Sicilian Caponata
A riff on traditional ratatouille, made with delicate Sicilian eggplant, capers and olives.

Our dear Sicilian friend, Michele Polizzi, is an eggplant genius and his Caponota sings with the flavors of Sicily. He uses Sicilian eggplant, (round, richly purple with a hint of white coursing through the bulb,) but if you can’t find them, use small Italian eggplant. If all else fails, go for the jumbo American eggplant! While the Caponata looks like a pile of mush, try it. Use it as a side, on bruschetta, or as an entrée served over pasta, rice or cous cous. You’ll welcome the taste of this remote, but beautiful island — Sicily!


Mise en Place:
What You Need:
3 medium Sicilian eggplants, sliced and diced into large chunks
1 teaspoon salt
3 sticks of tender celery, taken from the interior of the head.
Diced and blanched (see blanching instructions below)
6 tablespoons olive oil
1 medium onion, finely chopped
2 cloves of garlic, finely chopped
1 28-ounce can diced tomatoes
2 tablespoons red or white wine vinegar (add 1 tablespoon more
vinegar if you like a sour taste)
1 tablespoon sugar, more if needed
2 tablespoons capers, rinsed
50 grams pitted green & black olives
Salt & pepper to taste
60 grams chopped parsley.

Utensils & Tools:
Chopping board
Vegetable knife
Small saucepan
Bowl with water and ice
Large skillet
Paper towels
Measuring spoons
Kitchen Scale
Large bowl
Can opener
Slotted spoon

Wash and dry eggplant. Slice, then cut into large chunks. Sprinkle with salt. Leave to drain in a colander that’s placed in the sink for half an hour — to extract the bitter juices. Put weights on the eggplant if possible, to push the juices through. Rinse off thoroughly under cold water, drain & pat dry on paper towels.

Celery Stalks.
Blanch diced celery in boiling water (see below) in the small saucepan until tender. Remove to bowl of ice for 1 minute. Drain and set aside.

Oil. Eggplant Cubes.
Heat olive oil in large skillet. When the oil is wavy, sauté eggplant cubes until they are translucent – at least 10-15 minutes. Transfer them to a large bowl.

Onion. Garlic.
Add chopped onion to same skillet & sauté gently. After 1 minute, add chopped garlic and sauté until both are soft.

Tomatoes. Juice.
With the slotted spoon, lift the chopped tomatoes from the can and stir into onion/garlic mixture. Add a little of the tomato juice. Sauté, uncovered, over a moderate heat for 8-10 minutes. This blends the flavors and begins the sauce reduction.

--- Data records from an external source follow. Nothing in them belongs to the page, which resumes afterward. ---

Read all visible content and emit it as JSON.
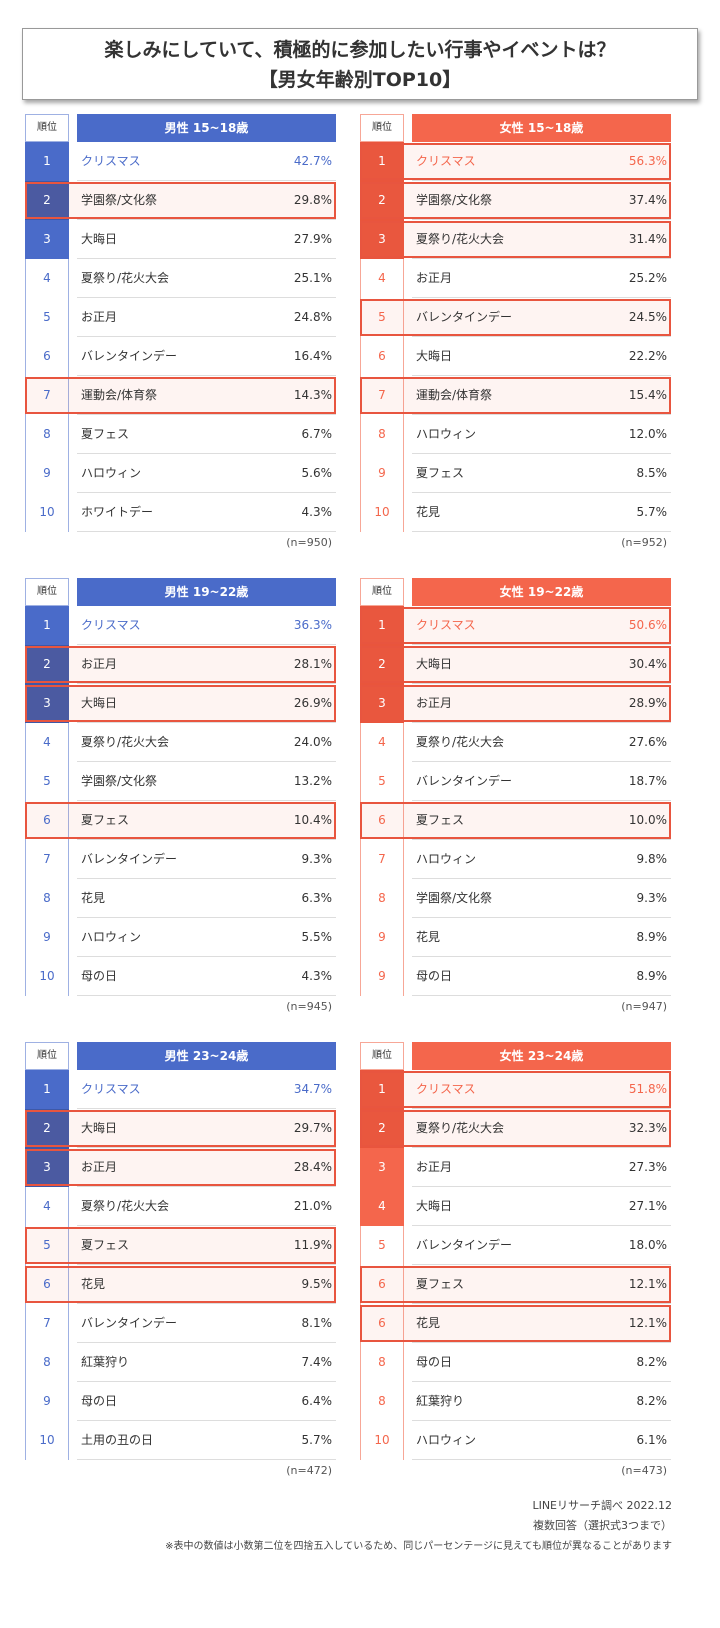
{
  "title": {
    "line1": "楽しみにしていて、積極的に参加したい行事やイベントは？",
    "line2": "【男女年齢別TOP10】"
  },
  "tables": [
    {
      "rank_header": "順位",
      "header": "男性 15~18歳",
      "sample": "(n=950)",
      "color": "#4a6bc9",
      "highlight": [
        1,
        6
      ],
      "filled": 3,
      "rows": [
        [
          "1",
          "クリスマス",
          "42.7%"
        ],
        [
          "2",
          "学園祭/文化祭",
          "29.8%"
        ],
        [
          "3",
          "大晦日",
          "27.9%"
        ],
        [
          "4",
          "夏祭り/花火大会",
          "25.1%"
        ],
        [
          "5",
          "お正月",
          "24.8%"
        ],
        [
          "6",
          "バレンタインデー",
          "16.4%"
        ],
        [
          "7",
          "運動会/体育祭",
          "14.3%"
        ],
        [
          "8",
          "夏フェス",
          "6.7%"
        ],
        [
          "9",
          "ハロウィン",
          "5.6%"
        ],
        [
          "10",
          "ホワイトデー",
          "4.3%"
        ]
      ]
    },
    {
      "rank_header": "順位",
      "header": "女性 15~18歳",
      "sample": "(n=952)",
      "color": "#f4664c",
      "highlight": [
        0,
        1,
        2,
        4,
        6
      ],
      "filled": 3,
      "rows": [
        [
          "1",
          "クリスマス",
          "56.3%"
        ],
        [
          "2",
          "学園祭/文化祭",
          "37.4%"
        ],
        [
          "3",
          "夏祭り/花火大会",
          "31.4%"
        ],
        [
          "4",
          "お正月",
          "25.2%"
        ],
        [
          "5",
          "バレンタインデー",
          "24.5%"
        ],
        [
          "6",
          "大晦日",
          "22.2%"
        ],
        [
          "7",
          "運動会/体育祭",
          "15.4%"
        ],
        [
          "8",
          "ハロウィン",
          "12.0%"
        ],
        [
          "9",
          "夏フェス",
          "8.5%"
        ],
        [
          "10",
          "花見",
          "5.7%"
        ]
      ]
    },
    {
      "rank_header": "順位",
      "header": "男性 19~22歳",
      "sample": "(n=945)",
      "color": "#4a6bc9",
      "highlight": [
        1,
        2,
        5
      ],
      "filled": 3,
      "rows": [
        [
          "1",
          "クリスマス",
          "36.3%"
        ],
        [
          "2",
          "お正月",
          "28.1%"
        ],
        [
          "3",
          "大晦日",
          "26.9%"
        ],
        [
          "4",
          "夏祭り/花火大会",
          "24.0%"
        ],
        [
          "5",
          "学園祭/文化祭",
          "13.2%"
        ],
        [
          "6",
          "夏フェス",
          "10.4%"
        ],
        [
          "7",
          "バレンタインデー",
          "9.3%"
        ],
        [
          "8",
          "花見",
          "6.3%"
        ],
        [
          "9",
          "ハロウィン",
          "5.5%"
        ],
        [
          "10",
          "母の日",
          "4.3%"
        ]
      ]
    },
    {
      "rank_header": "順位",
      "header": "女性 19~22歳",
      "sample": "(n=947)",
      "color": "#f4664c",
      "highlight": [
        0,
        1,
        2,
        5
      ],
      "filled": 3,
      "rows": [
        [
          "1",
          "クリスマス",
          "50.6%"
        ],
        [
          "2",
          "大晦日",
          "30.4%"
        ],
        [
          "3",
          "お正月",
          "28.9%"
        ],
        [
          "4",
          "夏祭り/花火大会",
          "27.6%"
        ],
        [
          "5",
          "バレンタインデー",
          "18.7%"
        ],
        [
          "6",
          "夏フェス",
          "10.0%"
        ],
        [
          "7",
          "ハロウィン",
          "9.8%"
        ],
        [
          "8",
          "学園祭/文化祭",
          "9.3%"
        ],
        [
          "9",
          "花見",
          "8.9%"
        ],
        [
          "9",
          "母の日",
          "8.9%"
        ]
      ]
    },
    {
      "rank_header": "順位",
      "header": "男性 23~24歳",
      "sample": "(n=472)",
      "color": "#4a6bc9",
      "highlight": [
        1,
        2,
        4,
        5
      ],
      "filled": 3,
      "rows": [
        [
          "1",
          "クリスマス",
          "34.7%"
        ],
        [
          "2",
          "大晦日",
          "29.7%"
        ],
        [
          "3",
          "お正月",
          "28.4%"
        ],
        [
          "4",
          "夏祭り/花火大会",
          "21.0%"
        ],
        [
          "5",
          "夏フェス",
          "11.9%"
        ],
        [
          "6",
          "花見",
          "9.5%"
        ],
        [
          "7",
          "バレンタインデー",
          "8.1%"
        ],
        [
          "8",
          "紅葉狩り",
          "7.4%"
        ],
        [
          "9",
          "母の日",
          "6.4%"
        ],
        [
          "10",
          "土用の丑の日",
          "5.7%"
        ]
      ]
    },
    {
      "rank_header": "順位",
      "header": "女性 23~24歳",
      "sample": "(n=473)",
      "color": "#f4664c",
      "highlight": [
        0,
        1,
        5,
        6
      ],
      "filled": 4,
      "rows": [
        [
          "1",
          "クリスマス",
          "51.8%"
        ],
        [
          "2",
          "夏祭り/花火大会",
          "32.3%"
        ],
        [
          "3",
          "お正月",
          "27.3%"
        ],
        [
          "4",
          "大晦日",
          "27.1%"
        ],
        [
          "5",
          "バレンタインデー",
          "18.0%"
        ],
        [
          "6",
          "夏フェス",
          "12.1%"
        ],
        [
          "6",
          "花見",
          "12.1%"
        ],
        [
          "8",
          "母の日",
          "8.2%"
        ],
        [
          "8",
          "紅葉狩り",
          "8.2%"
        ],
        [
          "10",
          "ハロウィン",
          "6.1%"
        ]
      ]
    }
  ],
  "footer": {
    "source": "LINEリサーチ調べ 2022.12",
    "method": "複数回答（選択式3つまで）",
    "note": "※表中の数値は小数第二位を四捨五入しているため、同じパーセンテージに見えても順位が異なることがあります"
  }
}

Wine Vinegar. Sugar. Salt. Pepper.
Stir in the above and simmer, uncovered, until sauce reduces. Taste and add more sugar or vinegar, depending on your tastes.

Blanched Celery. Capers. Olives.
Add to sauce. Stir.

Add to the sauce. Stir gently. Taste and season.

Top with chopped parsley to serve.

The beauty of caponata is that it can be served either hot or cold, and the longer it sits, the more the flavors blend.


Occasionally a recipe will call for “blanching” vegetables. It’s a process that’s faster (2-3 minutes) than the timed “parboiling” you do for string beans, and maintains the crunch of the vegetable. Blanching is ideal when you want to sauté the vegetable after the blanch because it maintains the color of the vegetable and allows for a faster sauté. Here’s how you do it:
1. Fill a saucepan with water and bring to a fast boil.
2. Fill a bowl with ice cubes and cold water and put near the boiling saucepan.
3. Add your vegetables to the saucepan and boil for 1-2 minutes.
4. Test for doneness by taking one piece out of the boiling water with a slotted spoon, place it in the ice bowl, then sample for slight crunch.  If more time is needed, blanch for another minute or so. You want a crunch, but more on the al dente side.
5. Move all vegetables to the ice bowl with the slotted spoon. Cool off for 1-2 minutes, then turn out into a strainer.
6. Empty the ice bowl and place the strainer with the vegetables over the bowl to further drain.
7. Pat with a paper towel to help the draining process.